The Invigilator – No hiding behind the shield

Illustration+by+Michele+Suthers

Illustration by Michele Suthers

Joe Public used to be equal with the law in the US. Everyone funded their aptly-named peace officers and in return trusted them to serve by protecting. This symbiosis was legally outlined and happily adhered to by most citizens, and most peace officers.

But a stormy sea change took place. Recently, technology made videographers and documentary short producers out of everyone. Televised for all with an Internet connection: police brutality. It’s rampant. It’s spreading. And it’s 100 percent prohibited in a free society.

Blacks and Latinos frequently report to me that police brutality is nothing new, and I believe that because racism armed with a baton is a fatal scenario.

What’s new are the 50,000-volt, standard-issue Tasers that painfully disrupt a body’s ability to communicate with its muscles. Considering the heart is a muscle, it’s no surprise there have been more than 500 Taser deaths at the hands of law enforcement in the U.S. since 2001.

Did you catch that? Somewhere along the way, we trailed away from referring to our protectorate as “officers of the peace,” and the era of “law enforcement” ensued.

The beginning of the end was a two-fold Nixonian debacle: the Vietnam War era protests and the inception of the drug war.

The 1970 Kent State shootings saw four student protesters killed by the National Guard. This watershed event drew international outrage that was boldly enshrined in news, music and art.

The first injustices always receive the most ardent responses.

Deaths resulting from confrontations between police and citizens nationally were 258 in 2009 and 247 in 2010 in the latest figures available.

Then there’s the drug war that created a deadly arms race between criminals and police officers. As gangs stockpiled, cities and counties trumped them with SWAT teams full of assault and sniper rifles, stun grenades and submachine guns.

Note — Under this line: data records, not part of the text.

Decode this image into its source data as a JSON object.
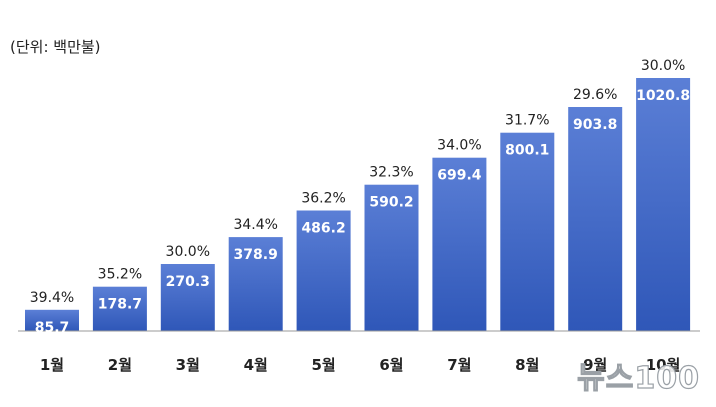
{
  "unit_label": "(단위: 백만불)",
  "watermark": "뉴스100",
  "colors": {
    "bar_top": "#5b7fd6",
    "bar_bottom": "#2f57b8",
    "axis": "#999999",
    "value_text": "#ffffff",
    "pct_text": "#222222",
    "category_text": "#222222"
  },
  "chart_data": {
    "type": "bar",
    "title": "",
    "xlabel": "",
    "ylabel": "",
    "categories": [
      "1월",
      "2월",
      "3월",
      "4월",
      "5월",
      "6월",
      "7월",
      "8월",
      "9월",
      "10월"
    ],
    "values": [
      85.7,
      178.7,
      270.3,
      378.9,
      486.2,
      590.2,
      699.4,
      800.1,
      903.8,
      1020.8
    ],
    "value_labels": [
      "85.7",
      "178.7",
      "270.3",
      "378.9",
      "486.2",
      "590.2",
      "699.4",
      "800.1",
      "903.8",
      "1020.8"
    ],
    "percent_labels": [
      "39.4%",
      "35.2%",
      "30.0%",
      "34.4%",
      "36.2%",
      "32.3%",
      "34.0%",
      "31.7%",
      "29.6%",
      "30.0%"
    ],
    "ylim": [
      0,
      1020.8
    ],
    "grid": false,
    "legend": "none"
  }
}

Sound militaristic at all? It is, and that’s the root of this problem we have today – law enforcement treating the general public as enemy combatants.

Our recent downward spiral began with the merciless beating of schizophrenic Fullerton man Kelly Thomas in July 2011. Even after killing Thomas by tasering him five times while he screamed for his daddy, then bashing his thorax in and breaking every bone in his face, all three officers were found not guilty of all charges.

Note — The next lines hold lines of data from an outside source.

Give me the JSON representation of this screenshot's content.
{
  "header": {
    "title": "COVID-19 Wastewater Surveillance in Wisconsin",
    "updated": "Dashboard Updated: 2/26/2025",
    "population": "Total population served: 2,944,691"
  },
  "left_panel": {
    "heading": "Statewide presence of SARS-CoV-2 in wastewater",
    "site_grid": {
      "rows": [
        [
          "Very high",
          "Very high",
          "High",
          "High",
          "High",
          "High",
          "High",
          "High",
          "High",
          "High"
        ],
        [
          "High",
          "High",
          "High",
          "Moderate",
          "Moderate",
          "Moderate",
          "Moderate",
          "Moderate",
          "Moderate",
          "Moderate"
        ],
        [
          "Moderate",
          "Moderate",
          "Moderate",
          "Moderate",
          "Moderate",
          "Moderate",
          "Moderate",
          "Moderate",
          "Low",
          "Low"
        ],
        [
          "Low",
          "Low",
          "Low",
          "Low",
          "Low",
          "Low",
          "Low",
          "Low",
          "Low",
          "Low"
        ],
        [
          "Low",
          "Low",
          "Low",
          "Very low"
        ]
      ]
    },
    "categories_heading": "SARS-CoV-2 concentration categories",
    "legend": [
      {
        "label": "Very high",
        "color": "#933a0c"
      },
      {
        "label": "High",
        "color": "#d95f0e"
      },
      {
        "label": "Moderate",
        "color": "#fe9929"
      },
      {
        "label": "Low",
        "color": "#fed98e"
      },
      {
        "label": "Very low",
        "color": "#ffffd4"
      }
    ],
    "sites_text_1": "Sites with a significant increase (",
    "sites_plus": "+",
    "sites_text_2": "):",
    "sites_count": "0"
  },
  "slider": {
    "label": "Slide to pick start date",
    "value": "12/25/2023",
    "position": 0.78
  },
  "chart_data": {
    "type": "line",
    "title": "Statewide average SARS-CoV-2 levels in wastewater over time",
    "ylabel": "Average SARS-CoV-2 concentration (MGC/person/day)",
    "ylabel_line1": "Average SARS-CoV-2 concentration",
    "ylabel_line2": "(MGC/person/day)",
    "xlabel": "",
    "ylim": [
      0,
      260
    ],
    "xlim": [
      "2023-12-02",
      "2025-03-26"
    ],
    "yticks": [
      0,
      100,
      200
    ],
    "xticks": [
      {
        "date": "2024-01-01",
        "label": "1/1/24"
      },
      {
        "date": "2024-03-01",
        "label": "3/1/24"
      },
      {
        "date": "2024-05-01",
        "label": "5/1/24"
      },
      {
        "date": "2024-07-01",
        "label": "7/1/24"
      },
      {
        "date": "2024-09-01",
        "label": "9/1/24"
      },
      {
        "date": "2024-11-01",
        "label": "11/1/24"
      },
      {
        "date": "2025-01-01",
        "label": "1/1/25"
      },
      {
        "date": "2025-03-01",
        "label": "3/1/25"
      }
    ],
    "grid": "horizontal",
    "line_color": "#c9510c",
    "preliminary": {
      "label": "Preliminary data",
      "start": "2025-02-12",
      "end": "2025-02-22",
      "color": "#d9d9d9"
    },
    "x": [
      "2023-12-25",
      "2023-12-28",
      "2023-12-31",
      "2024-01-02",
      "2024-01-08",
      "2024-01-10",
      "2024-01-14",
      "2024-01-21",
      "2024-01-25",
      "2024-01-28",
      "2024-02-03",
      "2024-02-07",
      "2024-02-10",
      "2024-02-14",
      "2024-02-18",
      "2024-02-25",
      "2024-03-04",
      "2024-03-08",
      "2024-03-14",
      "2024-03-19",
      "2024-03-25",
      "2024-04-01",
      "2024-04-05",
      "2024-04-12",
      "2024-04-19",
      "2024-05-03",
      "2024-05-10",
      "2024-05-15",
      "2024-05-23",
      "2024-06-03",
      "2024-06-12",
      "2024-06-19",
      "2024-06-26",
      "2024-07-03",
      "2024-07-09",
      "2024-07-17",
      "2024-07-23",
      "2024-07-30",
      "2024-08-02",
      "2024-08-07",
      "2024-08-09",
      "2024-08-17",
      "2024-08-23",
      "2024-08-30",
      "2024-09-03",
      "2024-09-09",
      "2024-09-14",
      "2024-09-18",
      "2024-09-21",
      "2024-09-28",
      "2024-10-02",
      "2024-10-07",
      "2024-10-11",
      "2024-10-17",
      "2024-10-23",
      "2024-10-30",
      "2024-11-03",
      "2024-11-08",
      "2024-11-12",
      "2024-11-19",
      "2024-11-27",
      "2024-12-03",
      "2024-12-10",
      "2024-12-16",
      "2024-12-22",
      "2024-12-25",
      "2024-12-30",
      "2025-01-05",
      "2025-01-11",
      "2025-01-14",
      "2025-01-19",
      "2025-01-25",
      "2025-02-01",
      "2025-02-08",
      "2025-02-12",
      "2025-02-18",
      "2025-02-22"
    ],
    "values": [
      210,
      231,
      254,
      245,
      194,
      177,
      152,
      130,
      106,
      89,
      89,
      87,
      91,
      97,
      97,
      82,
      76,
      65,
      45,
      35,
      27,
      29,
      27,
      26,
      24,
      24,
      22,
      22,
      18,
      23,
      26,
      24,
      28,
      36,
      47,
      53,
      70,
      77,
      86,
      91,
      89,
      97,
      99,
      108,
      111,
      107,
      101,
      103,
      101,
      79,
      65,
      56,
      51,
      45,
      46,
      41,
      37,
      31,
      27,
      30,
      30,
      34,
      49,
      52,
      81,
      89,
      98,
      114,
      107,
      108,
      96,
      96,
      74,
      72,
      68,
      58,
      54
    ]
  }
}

Lowlighting the next few years:

On Memorial Day 2013, 14-year-old Tremaine McMillan was feeding his puppy and playing on the beach in Miami when the police – full-grown, heavily armed men – aggressively threw McMillan to the ground. They violently choked him while yelling, “Stop resisting!”

The boy was badly bruised and his dog was injured. In response, the Miami-Dade Police Department stated, “Of course we had to neutralize the threat in front of us.” McMillan was supposedly seen roughhousing with another teen on the beach.

On Jan. 3 of this year, a 64-year-old deaf man named Pearl Pearson was beaten for seven minutes by two Oklahoma State troopers when pulled over for not showing his hands – when issued a vocal command to do so from behind.

His car door correctly read “driver is deaf,” and a statement released later revealed that, “not during the booking, hospital, or time at the jail was an interpreter provided.” Yet, the elderly man is still facing charges for resisting arrest.

And closer to home, we report in this issue about a City College student who had a unlawful cigarette turn into a hospital visit for strained wrists and a chest contusion after being slammed into a trolley car by MTS security.

Have we lost our grip on what excessive force means? Can the public only protest so much, or are people simply becoming callous to police brutality? Are some police officers imbalanced by the rigors of crime fighting? Are epidemics such as steroid usage among officers and depleting budgets limiting proper training to blame?

Guess what? It doesn’t matter because whether behind the shield or not, no one should beat up a schizophrenic man. No full-grown man should choke a teen-age boy for any reason. No able-bodied group of adults should attack an elderly deaf man. And no security guards should body-slam a college student. Ever.

There needs to be an immediate return to using far less lethal ways – as an officer – to bring peace to their citizens.